In a situation where there is no hierarchy, everyone is in a secure position, and everyone has a similar level of proficiency, a very careful version of egoless programming can work. Some of my projects are with close friends who I have known for well over a decade and everyone is experienced, and for those projects everyone is very harsh in their critiques, but the difference between the social and development aspects of our interactions are well understood. For a group like the tiddlywiki community, there isn’t really a difference between the social and development aspects of most relationships. In every instance where I have seen egoless programming in public projects, it has been used as something for people in secure positions to hide behind while harassing people in less secure/less knowledgeable positions. Even if that were not the case, if you look at the 10 commandments of egoless coding they are all things that require a lot of experience. For example, how can you ‘be kind to the coder, not to the code’ if you aren’t an experienced coder? Or ‘Treat people who know less than you with respect, deference, and patience’? While ‘punch up, not down’ is a good general rule in life there isn’t a way to judge which one is which here. Status and position is a very complex subject and someone who is proficient in coding isn’t necessarily in a secure position otherwise and, as much as we may wish they were, different aspects of life are not independent. Like I said in my example above, things completely unrelated to tiddlywiki do matter.
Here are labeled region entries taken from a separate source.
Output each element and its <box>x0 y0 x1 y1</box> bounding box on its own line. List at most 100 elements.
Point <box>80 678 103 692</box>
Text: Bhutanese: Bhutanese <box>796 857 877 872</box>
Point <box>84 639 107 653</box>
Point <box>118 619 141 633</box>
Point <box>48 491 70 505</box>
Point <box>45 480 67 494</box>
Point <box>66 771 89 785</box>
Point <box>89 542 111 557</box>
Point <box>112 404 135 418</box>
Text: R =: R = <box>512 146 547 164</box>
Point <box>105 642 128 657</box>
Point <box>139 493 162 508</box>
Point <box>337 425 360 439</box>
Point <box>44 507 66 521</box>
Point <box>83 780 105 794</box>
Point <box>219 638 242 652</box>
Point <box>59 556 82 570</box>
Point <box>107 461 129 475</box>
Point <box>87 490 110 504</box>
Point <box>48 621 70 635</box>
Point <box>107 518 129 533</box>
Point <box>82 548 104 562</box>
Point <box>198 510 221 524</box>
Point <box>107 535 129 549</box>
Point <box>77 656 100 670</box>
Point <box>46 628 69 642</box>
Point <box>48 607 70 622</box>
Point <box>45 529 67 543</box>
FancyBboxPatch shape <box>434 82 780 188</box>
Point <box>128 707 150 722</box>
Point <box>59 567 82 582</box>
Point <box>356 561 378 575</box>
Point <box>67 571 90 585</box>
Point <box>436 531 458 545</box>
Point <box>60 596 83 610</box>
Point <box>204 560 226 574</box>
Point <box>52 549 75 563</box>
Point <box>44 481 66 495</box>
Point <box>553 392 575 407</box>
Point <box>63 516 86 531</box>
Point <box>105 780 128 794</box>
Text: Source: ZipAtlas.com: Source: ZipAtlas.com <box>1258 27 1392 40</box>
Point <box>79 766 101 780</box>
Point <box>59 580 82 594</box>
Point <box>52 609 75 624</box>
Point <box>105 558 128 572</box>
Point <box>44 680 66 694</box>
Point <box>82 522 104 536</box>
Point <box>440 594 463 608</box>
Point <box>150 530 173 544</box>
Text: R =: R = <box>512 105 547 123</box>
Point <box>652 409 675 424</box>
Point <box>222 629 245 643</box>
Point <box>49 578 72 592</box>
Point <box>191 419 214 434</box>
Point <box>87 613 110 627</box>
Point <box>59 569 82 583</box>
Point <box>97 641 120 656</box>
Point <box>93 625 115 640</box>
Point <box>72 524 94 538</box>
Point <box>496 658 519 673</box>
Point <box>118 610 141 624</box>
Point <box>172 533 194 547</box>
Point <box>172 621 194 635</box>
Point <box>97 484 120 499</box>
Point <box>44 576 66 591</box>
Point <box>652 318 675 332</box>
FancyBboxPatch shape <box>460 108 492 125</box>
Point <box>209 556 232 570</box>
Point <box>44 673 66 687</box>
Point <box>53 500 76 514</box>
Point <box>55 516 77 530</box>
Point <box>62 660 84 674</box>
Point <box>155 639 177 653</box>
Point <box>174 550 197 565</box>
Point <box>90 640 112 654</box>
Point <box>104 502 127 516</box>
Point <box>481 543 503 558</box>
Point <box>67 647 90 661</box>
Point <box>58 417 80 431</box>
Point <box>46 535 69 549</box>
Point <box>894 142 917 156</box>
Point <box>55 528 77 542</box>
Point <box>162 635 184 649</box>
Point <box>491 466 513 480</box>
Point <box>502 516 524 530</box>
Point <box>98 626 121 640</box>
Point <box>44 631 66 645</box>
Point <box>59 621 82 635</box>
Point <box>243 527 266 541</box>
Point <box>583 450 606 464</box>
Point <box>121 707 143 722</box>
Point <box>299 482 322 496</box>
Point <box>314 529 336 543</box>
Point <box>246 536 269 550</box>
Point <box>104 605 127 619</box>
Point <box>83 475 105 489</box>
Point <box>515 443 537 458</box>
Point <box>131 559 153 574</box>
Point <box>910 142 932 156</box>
Despite the efforts of everyone involved, there is a hierarchy here. Criticism from me on most things would have much less of an impact on a conversation than the same criticism from Mario or Jeremy.
To directly address the points in the original post, they seem to be almost exclusively opinions about aesthetics. Making a value judgement about if a javascript plugin or a wikitext plugin is a ‘more substantive contribution’ seems to be based solely on opinion.
And for me, in both an aesthetic and technical way, the core should not do everything. TiddlyWiki has an amazingly flexible plugin system so the core can, in principle, be extended however a person wants. Anticipating all of the potential extensions and adding them to the core would just make the core bloated and difficult to work with.
As a post script about the egoless programming, the following quotes demonstrate some of my problems with egoless coding:
responding to someone not interpreting what you say the way you want it to be interpreted as though it is necessarily a failure on their part because they don’t understand what you meant and then interpreting it as a personal attack seems at odds with the ‘you are not your code’ aspect of egoless programming, although in this case it would be ‘you are not your explanation’.